Le prime 7 persone, in carcere per un’azione di polizia coordinata da Villani, vengono uccise nell’immediatezza della morte del maresciallo fascista all’alba dell’11 agosto 1944.

Ma dato che si trovavano in carcere non potevano essere stati loro. Quindi arriviamo al 20 agosto. 

Esatto. Si continuano le ricerche e, dopo una probabile soffiata, si arrestano Cazzato, Mario Zanella – un fiancheggiatore dell’organizzazione -, Bisi e Cerere. Mentre i primi tre vengono portarli in castello e poi uccisi, la Cerere, come donna, verrà mandata in un campo di concentramento.

Dopo quelle uccisioni e in seguito alla deportazione e incarcerazione di altri che gravitavano attorno al gruppo, a Ferrara non ci saranno più episodi del genere e nemmeno quegli attentati ed azioni dimostrative che nei mesi precedenti avevano caratterizzato la città estense. Un intreccio di documenti e testimonianze, nate dalla ricerca di anni e dallo studio di questi due episodi, hanno evidenziato con chiarezza che a Ferrara, a differenza di quanto sostenuto per decenni, nel novembre 1943 esisteva già un gruppo di antifascisti in grado, tutti militari o ex militari, di uccidere il federale fascista.

Questo per dire che abbiamo bisogno di ricerca, di spazi, nelle istituzioni e università che si prendano cura del fatto che il passato si può riscrivere con un oggettività maggiore rispetto al passato.

Abbiamo anche una testimonianza della madre di Guido Fillini sulla violenza perpetrata sul corpo del figlio.

Sì. Silvana Baroni, pronipote di Fillini, è da subito stata in contatto con me per organizzare la cerimonia. Lei mi raccontò con dolore che il riconoscimento fu drammatico: la mamma di Guido, infatti, raccontava di un corpo torturato. Diceva che, durante il riconoscimento del corpo, aveva toccato gli occhi del figlio e sembrava che non li avesse. Loro sono stati torturati sicuramente, di Cazzato lo sappiamo con certezza, anche di quelli del gruppo del Gap. 

Un altro prigioniero, ugualmente destinato alla fucilazione, Jovanti Balestra, riuscì a fuggire e a sopravvivere.

Ho letto gli scritti di più persone che ne hanno parlato e raccontato: dicono che Balestra si è accorto sul camion di avere una catena più lenta. Per questo riesce a liberarsi e a fuggire tra gli spari, attraversando gli orti.
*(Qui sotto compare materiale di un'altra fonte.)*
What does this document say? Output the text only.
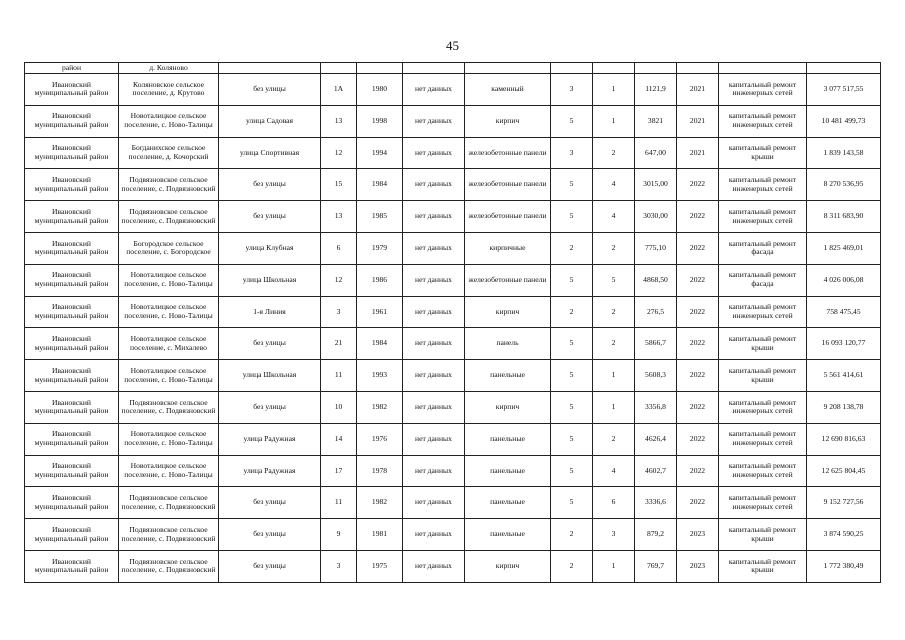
45
район	д. Колянoво											
Ивановский муниципальный район	Коляновское сельское поселение, д. Крутово	без улицы	1А	1980	нет данных	каменный	3	1	1121,9	2021	капитальный ремонт инженерных сетей	3 077 517,55
Ивановский муниципальный район	Новоталицкое сельское поселение, с. Ново-Талицы	улица Садовая	13	1998	нет данных	кирпич	5	1	3821	2021	капитальный ремонт инженерных сетей	10 481 499,73
Ивановский муниципальный район	Богданихское сельское поселение, д. Кочорский	улица Спортивная	12	1994	нет данных	железобетонные панели	3	2	647,00	2021	капитальный ремонт крыши	1 839 143,58
Ивановский муниципальный район	Подвязновское сельское поселение, с. Подвязновский	без улицы	15	1984	нет данных	железобетонные панели	5	4	3015,00	2022	капитальный ремонт инженерных сетей	8 270 536,95
Ивановский муниципальный район	Подвязновское сельское поселение, с. Подвязновский	без улицы	13	1985	нет данных	железобетонные панели	5	4	3030,00	2022	капитальный ремонт инженерных сетей	8 311 683,90
Ивановский муниципальный район	Богородское сельское поселение, с. Богородское	улица Клубная	6	1979	нет данных	кирпичные	2	2	775,10	2022	капитальный ремонт фасада	1 825 469,01
Ивановский муниципальный район	Новоталицкое сельское поселение, с. Ново-Талицы	улица Школьная	12	1986	нет данных	железобетонные панели	5	5	4868,50	2022	капитальный ремонт фасада	4 026 006,08
Ивановский муниципальный район	Новоталицкое сельское поселение, с. Ново-Талицы	1-я Линия	3	1961	нет данных	кирпич	2	2	276,5	2022	капитальный ремонт инженерных сетей	758 475,45
Ивановский муниципальный район	Новоталицкое сельское поселение, с. Михалево	без улицы	21	1984	нет данных	панель	5	2	5866,7	2022	капитальный ремонт крыши	16 093 120,77
Ивановский муниципальный район	Новоталицкое сельское поселение, с. Ново-Талицы	улица Школьная	11	1993	нет данных	панельные	5	1	5608,3	2022	капитальный ремонт крыши	5 561 414,61
Ивановский муниципальный район	Подвязновское сельское поселение, с. Подвязновский	без улицы	10	1982	нет данных	кирпич	5	1	3356,8	2022	капитальный ремонт инженерных сетей	9 208 138,78
Ивановский муниципальный район	Новоталицкое сельское поселение, с. Ново-Талицы	улица Радужная	14	1976	нет данных	панельные	5	2	4626,4	2022	капитальный ремонт инженерных сетей	12 690 816,63
Ивановский муниципальный район	Новоталицкое сельское поселение, с. Ново-Талицы	улица Радужная	17	1978	нет данных	панельные	5	4	4602,7	2022	капитальный ремонт инженерных сетей	12 625 804,45
Ивановский муниципальный район	Подвязновское сельское поселение, с. Подвязновский	без улицы	11	1982	нет данных	панельные	5	6	3336,6	2022	капитальный ремонт инженерных сетей	9 152 727,56
Ивановский муниципальный район	Подвязновское сельское поселение, с. Подвязновский	без улицы	9	1981	нет данных	панельные	2	3	879,2	2023	капитальный ремонт крыши	3 874 590,25
Ивановский муниципальный район	Подвязновское сельское поселение, с. Подвязновский	без улицы	3	1975	нет данных	кирпич	2	1	769,7	2023	капитальный ремонт крыши	1 772 380,49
Incontrerà, poi, un contadino, che gli darà dei vestiti e un panino e gli chiederà di andarsene, temendo rappresaglie. 

Perché è ancora importante oggi, dopo 81 anni, ricordare l’eccidio della certosa? 
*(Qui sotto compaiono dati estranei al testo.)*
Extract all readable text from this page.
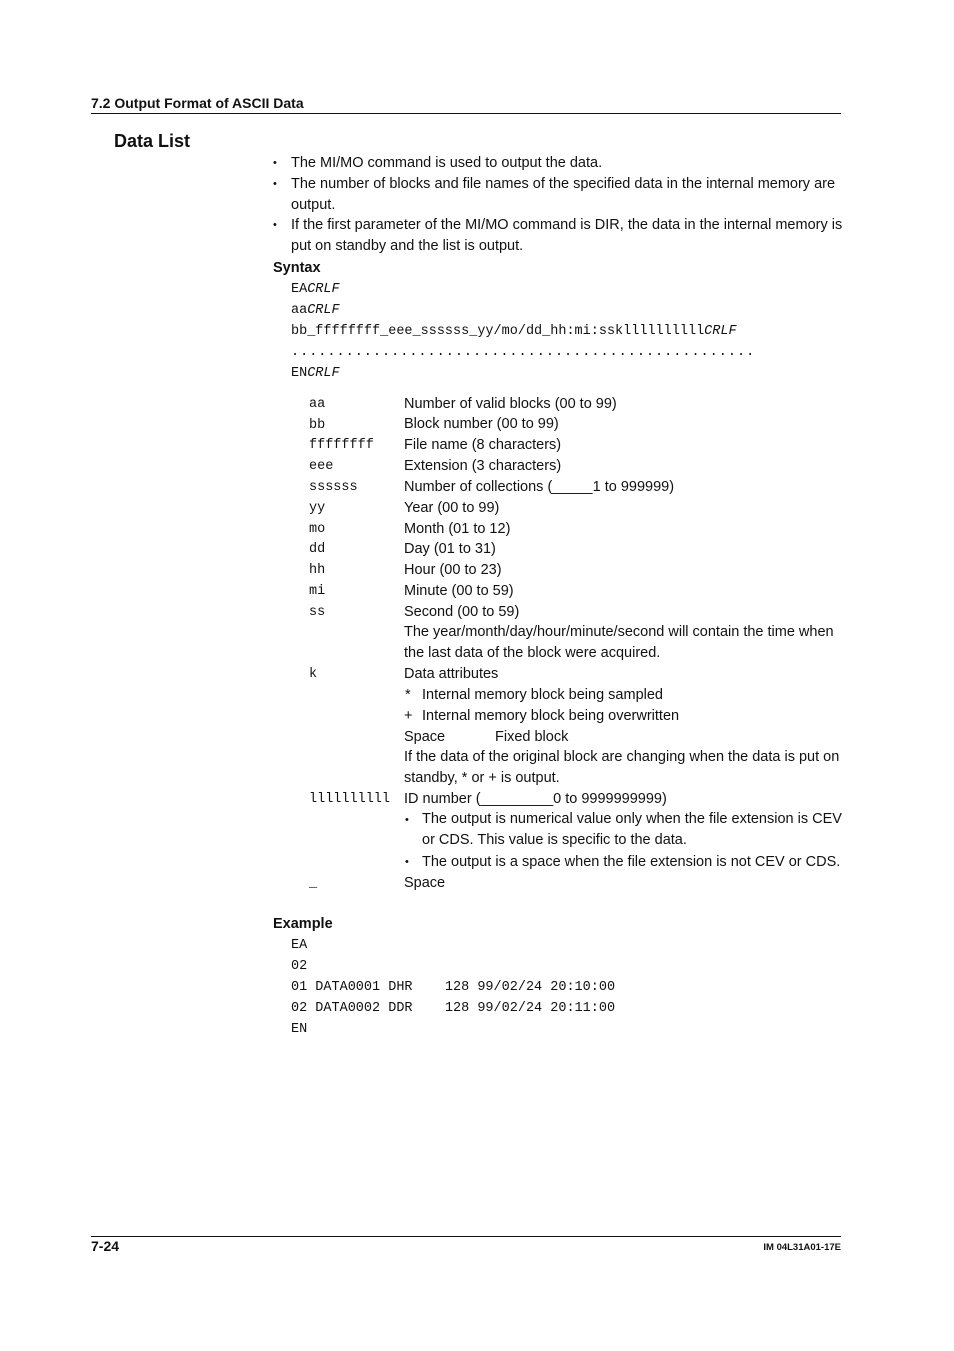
7.2 Output Format of ASCII Data
Data List
• The MI/MO command is used to output the data.
• The number of blocks and file names of the specified data in the internal memory are output.
• If the first parameter of the MI/MO command is DIR, the data in the internal memory is put on standby and the list is output.
Syntax
EACRLF
aaCRLF
bb_ffffffff_eee_ssssss_yy/mo/dd_hh:mi:sskllllllllllCRLF
...................................................
ENCRLF
aa	Number of valid blocks (00 to 99)
bb	Block number (00 to 99)
ffffffff File name (8 characters)
eee	Extension (3 characters)
ssssss	Number of collections (_____1 to 999999)
yy	Year (00 to 99)
mo	Month (01 to 12)
dd	Day (01 to 31)
hh	Hour (00 to 23)
mi	Minute (00 to 59)
ss	Second (00 to 59)
The year/month/day/hour/minute/second will contain the time when the last data of the block were acquired.
k	Data attributes
* Internal memory block being sampled
+ Internal memory block being overwritten
Space	Fixed block
If the data of the original block are changing when the data is put on standby, * or + is output.
llllllllll ID number (_________0 to 9999999999)
• The output is numerical value only when the file extension is CEV or CDS. This value is specific to the data.
• The output is a space when the file extension is not CEV or CDS.
_	Space
Example
EA
02
01 DATA0001 DHR    128 99/02/24 20:10:00
02 DATA0002 DDR    128 99/02/24 20:11:00
EN
7-24	IM 04L31A01-17E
È importante per la nostra storia per capire chi siamo oggi, perché i fatti storici nascono anche e soprattutto dal contesto economico-sociale che si fa poi politico. Fare ricerca in questo senso, porta a capire chi siamo oggi. Il fascismo a Ferrara ha vissuto momenti di grande evoluzione, non solo locale. La nostra è la città che all’inizio del 1921 porta Mussolini a uscire dalle sabbie mobili delle sconfitte elettorali, e qui a Ferrara accade qualcosa di centrale: Mussolini, Mantovani, Balbo stringono un patto.
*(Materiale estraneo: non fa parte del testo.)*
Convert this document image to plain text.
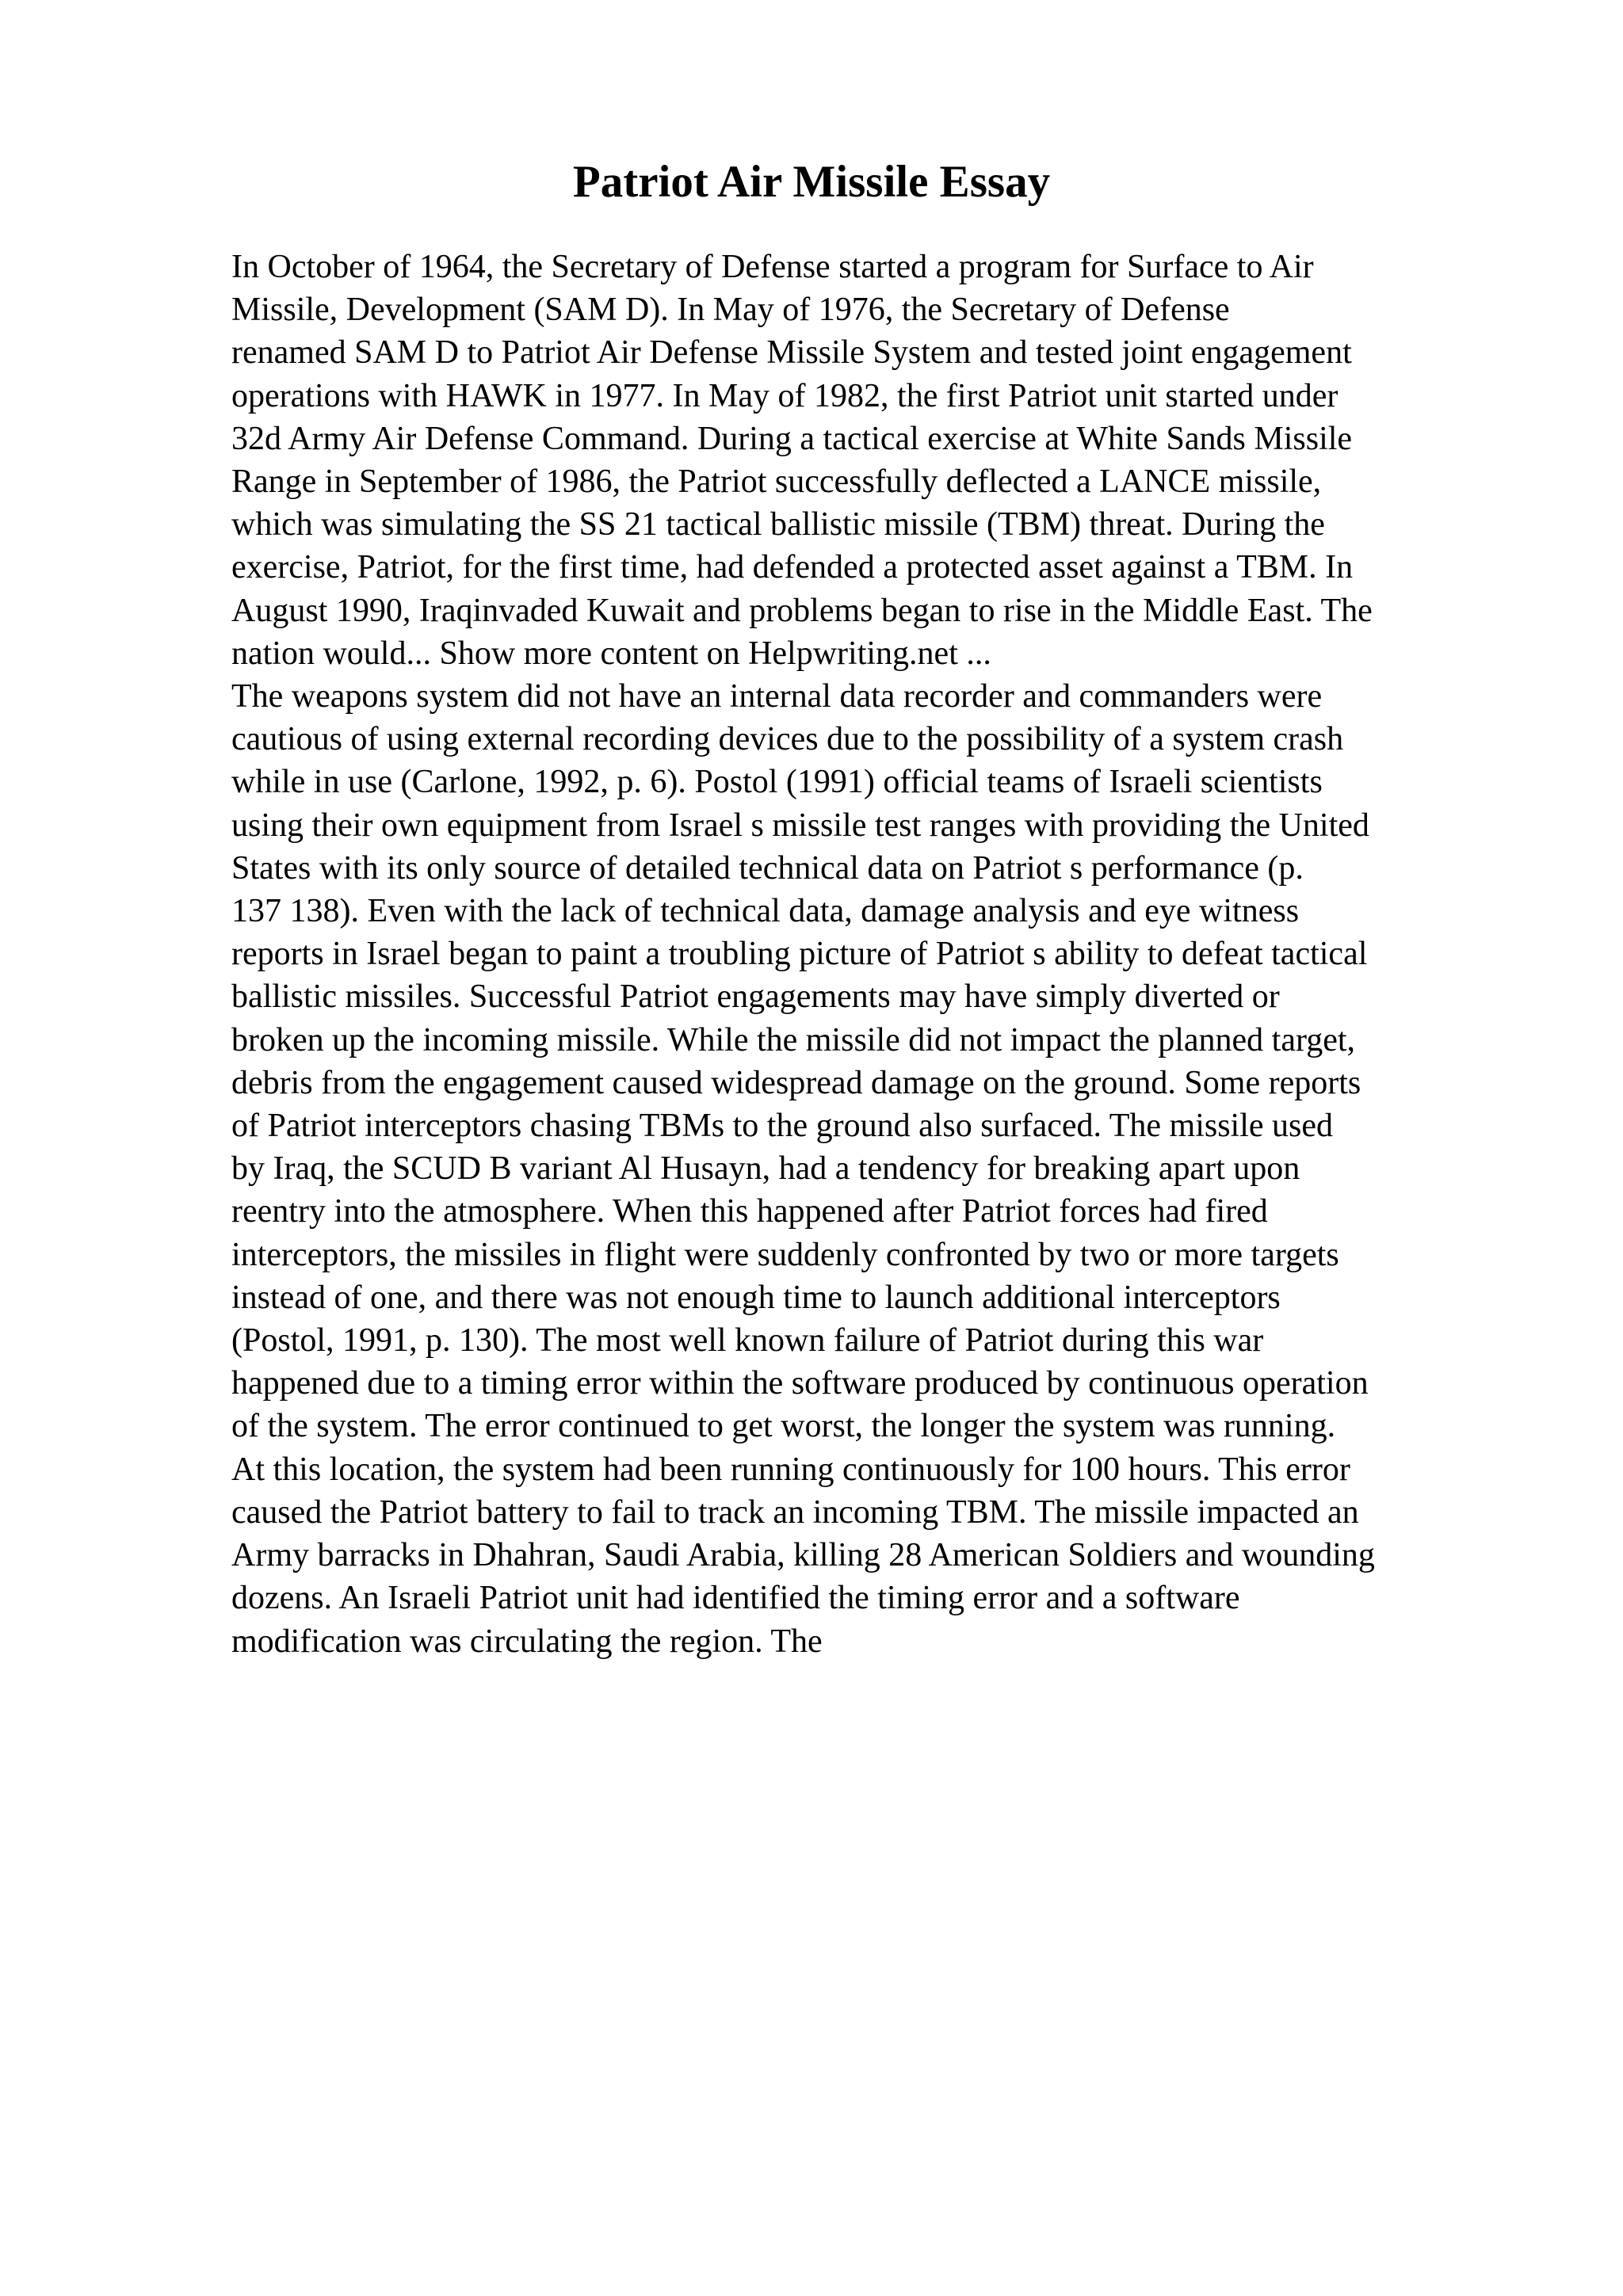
Patriot Air Missile Essay
In October of 1964, the Secretary of Defense started a program for Surface to Air
Missile, Development (SAM D). In May of 1976, the Secretary of Defense
renamed SAM D to Patriot Air Defense Missile System and tested joint engagement
operations with HAWK in 1977. In May of 1982, the first Patriot unit started under
32d Army Air Defense Command. During a tactical exercise at White Sands Missile
Range in September of 1986, the Patriot successfully deflected a LANCE missile,
which was simulating the SS 21 tactical ballistic missile (TBM) threat. During the
exercise, Patriot, for the first time, had defended a protected asset against a TBM. In
August 1990, Iraqinvaded Kuwait and problems began to rise in the Middle East. The
nation would... Show more content on Helpwriting.net ...
The weapons system did not have an internal data recorder and commanders were
cautious of using external recording devices due to the possibility of a system crash
while in use (Carlone, 1992, p. 6). Postol (1991) official teams of Israeli scientists
using their own equipment from Israel s missile test ranges with providing the United
States with its only source of detailed technical data on Patriot s performance (p.
137 138). Even with the lack of technical data, damage analysis and eye witness
reports in Israel began to paint a troubling picture of Patriot s ability to defeat tactical
ballistic missiles. Successful Patriot engagements may have simply diverted or
broken up the incoming missile. While the missile did not impact the planned target,
debris from the engagement caused widespread damage on the ground. Some reports
of Patriot interceptors chasing TBMs to the ground also surfaced. The missile used
by Iraq, the SCUD B variant Al Husayn, had a tendency for breaking apart upon
reentry into the atmosphere. When this happened after Patriot forces had fired
interceptors, the missiles in flight were suddenly confronted by two or more targets
instead of one, and there was not enough time to launch additional interceptors
(Postol, 1991, p. 130). The most well known failure of Patriot during this war
happened due to a timing error within the software produced by continuous operation
of the system. The error continued to get worst, the longer the system was running.
At this location, the system had been running continuously for 100 hours. This error
caused the Patriot battery to fail to track an incoming TBM. The missile impacted an
Army barracks in Dhahran, Saudi Arabia, killing 28 American Soldiers and wounding
dozens. An Israeli Patriot unit had identified the timing error and a software
modification was circulating the region. The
Mantovani, capo degli agrari, darà la possibilità a Mussolini di essere il primo nella lista nel blocco delle elezioni politiche del maggio 1921, aprendogli la strada all’elezione in Parlamento e rimettendolo sulla strada della conquista del potere. D’altro canto Mussolini darà mano libera a Balbo per usare i suoi uomini, come richiesto dagli agrari estensi, per distruggere il movimento bracciantile.

È ancora difficile parlare oggi di questi avvenimenti?

Sì è molto difficile in questo momento, perché assistiamo a un tentativo di riscrittura della storia che si basa non sulla ricerca, bensì su una forte richiesta della politica. È una situazione molto pesante, per questo chiedo ricerca: perché aiuta a superare le contraddizioni.

Ci tengo a sottolineare che abbiamo bisogno di spazi, nelle istituzioni e nelle università, dove ci si possa prendere cura della nostra storia e del nostro passato, aprendoci a un confronto dialettico che prenda vita, non dalle polemiche e dalle contrapposizioni, ma dallo studio e dalla volontà di capire. L’invito è quello di aiutare i giovani ad avvicinarsi alla storia, e non solo contemporanea, per comprendere chi siamo e per comprendere meglio anche il nostro presente.